Как и все разрушения, в этом городе разрушение началось странно, глупо и нелепо.

1. Вестники.
О Губернатор!  Он был очень образованным и культурным человеком.  Как губернатор – строгим и справедливым, возможно поэтому и держался в городе идеальный порядок в течение всех лет его правления.  Как отец семейства – щедрым и добрым.  Как мужчина – галантным и смелым, как бывший военный – храбрым и доблестным.
Но вот однажды ночью губернатор проснулся и почувствовал какую-то неясную тревогу.  Что-то было не так.  Спустился вниз и подошел к парадной двери.  Дверь приоткрыта…
«Кто вышел из дома?» - подумал губернатор.  С фонариком в руке он обошел весь свой двухэтажный особняк.  Жена и дети спят.  Слуги на месте.  «Кто выходил и не запер потом дверь?»  «Нет-нет, мы не выходили…», - говорили слуги.  Но он же сам, самолично закрывал вечером дверь!  Кто же вышел?  Кто же ушел из моего дома?  А-а… Он знает.  Он все понял.  Это благодать покинула его дом.  Все!  Горе ему.  Горе всем!
Так произошла первая беда в этом городе: губернатор сошел с ума.  Он перестал выходить на улицу, перестал есть и пить, только сидел в спальне своего особняка, на краю супружеского ложа, и, плача, вскидывал руки к потолку.  И с завываниями кричал: «Кто же вышел из моего дома?!  Это благодать покинула всех нас!  Горе всем!»  И не оставляло его в коротких минутах забвения, когда он успокаивался, и, казалось, засыпал, видение:  сидит на камне у раскисшей от дождей сельской дороги мерзкая старуха и пристально на него смотрит.  Но он понимает, что не она виновата в его беде – она лишь ангел, наблюдающий за предсказанным…

В Ладвиес редко приезжали путешественники и гости.  А к тем, немногочисленным, приезжавшим сюда, горожане всегда относились с единодушным искренним радушием.

Но вот, незадолго до того, как сошел с ума Губернатор, поселился как-то в гостинице один чужак.  Необычный.  Необычный уже хотя бы потому, что поселился надолго.  И еще вот почему.
Когда он выходил из номера, он был обычно в длинном черном кожаном плаще, высоких, почти до колена черных кожаных сапогах и без штанов.  В каких-то нелепых черных коротких шортах.  Высокий шатен, атлетического телосложения, с правильным римским носом.
Местные сначала пооглядывались на него, попошептывались у него за спиной, а потом, через несколько месяцев привыкли.  Можно сказать, считали его чем-то вроде местной достопримечательности.  А чужак жил себе и жил.  Из номера выходил редко, только на завтрак, обед и ужин, а из гостиницы еще реже.  А у себя в номере, как рассказывали потом горничные, он все что-то писал.  Стол всегда был завален горой бумаг, исписанных мелким-мелким подчерком.
Прошло восемь месяцев, как чужак жил в Ладвиесе, и приехал еще один такой.  Только немного ниже ростом.  В тот же день они вместе нанесли визит городскому судье.  И что-то такого они ему наговорили, ведь с этого дня с лица судьи не сходила самодовольная улыбка.
Судью в городе уважали почти также, как Губернатора.  Хотя внешность у него была не яркая: маленький, толстенький, в сером костюмчике-тройке.  Прическа ежиком и усики крючками в русском стиле образца 1914 года.

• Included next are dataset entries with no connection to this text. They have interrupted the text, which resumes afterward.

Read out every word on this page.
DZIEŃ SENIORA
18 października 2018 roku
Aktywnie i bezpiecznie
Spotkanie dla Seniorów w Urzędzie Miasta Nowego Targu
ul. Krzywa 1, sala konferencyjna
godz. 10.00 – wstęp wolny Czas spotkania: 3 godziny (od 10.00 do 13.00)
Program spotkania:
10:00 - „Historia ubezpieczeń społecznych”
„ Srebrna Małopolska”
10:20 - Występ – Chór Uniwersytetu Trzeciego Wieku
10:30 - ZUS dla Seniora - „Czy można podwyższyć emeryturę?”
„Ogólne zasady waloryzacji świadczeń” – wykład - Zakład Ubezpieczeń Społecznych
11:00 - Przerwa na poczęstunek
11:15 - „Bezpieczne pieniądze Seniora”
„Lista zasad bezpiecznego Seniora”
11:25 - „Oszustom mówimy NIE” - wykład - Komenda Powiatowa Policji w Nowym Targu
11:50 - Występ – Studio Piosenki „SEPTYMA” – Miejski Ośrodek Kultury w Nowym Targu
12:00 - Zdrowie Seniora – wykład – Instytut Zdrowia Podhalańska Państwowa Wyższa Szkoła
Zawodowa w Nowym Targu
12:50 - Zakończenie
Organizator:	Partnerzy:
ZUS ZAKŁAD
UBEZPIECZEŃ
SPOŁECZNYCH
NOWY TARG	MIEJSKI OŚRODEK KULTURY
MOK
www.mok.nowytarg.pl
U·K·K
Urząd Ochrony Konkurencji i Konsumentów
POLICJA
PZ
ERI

2. Когда в гостинице обосновалось уже восемь таких чужаков, а судья, начальник городской полиции и человек десять выборных из сейма взяли моду ходить в длинных черных кожаных плащах, как-то вечером командир столичного гарнизона полковник Тален собрал у себя дома  десяток лучших и преданных ему офицеров.
- Господа, - сказал он, меряя длинными шагами широкую гостиную залу и раскуривая сигару. -  У нас вообще в стране демократия, как вы знаете.  Демократия, но… - тут он на минуту задумался. – Но наверное, демократия где-то глупая вещь.  Она включает в себя и логику цивилизации, как закономерность развития человечества, и, порой прощает нелогичности в развитии.  Что порой является причиной ее разрушения, становления кровавых режимов, как это бывает в крупных государствах, например, у некоторых наших соседей.  На то она и демократия.
Полковник, с минуту помолчал, сосредоточено куря сигару, затем обвел всех собравшихся взглядом и произнес:
- Но здравый смысл… - и опять задумался.  Офицеры молчали.
- Здравый смысл подсказывает мне…  Надеюсь, что все понимают, - продолжил он, - что происходящее с некоторыми чиновниками нашего города вполне законно, но странно и нелогично?
Офицеры молчали, а полковник пристальным взглядом по очереди смотрел в глаза каждому из них, словно пытаясь понять, не допускает ли он сейчас серьезную ошибку.
- У меня дурные предчувствия, - наконец ответил за всех лейтенант Буш.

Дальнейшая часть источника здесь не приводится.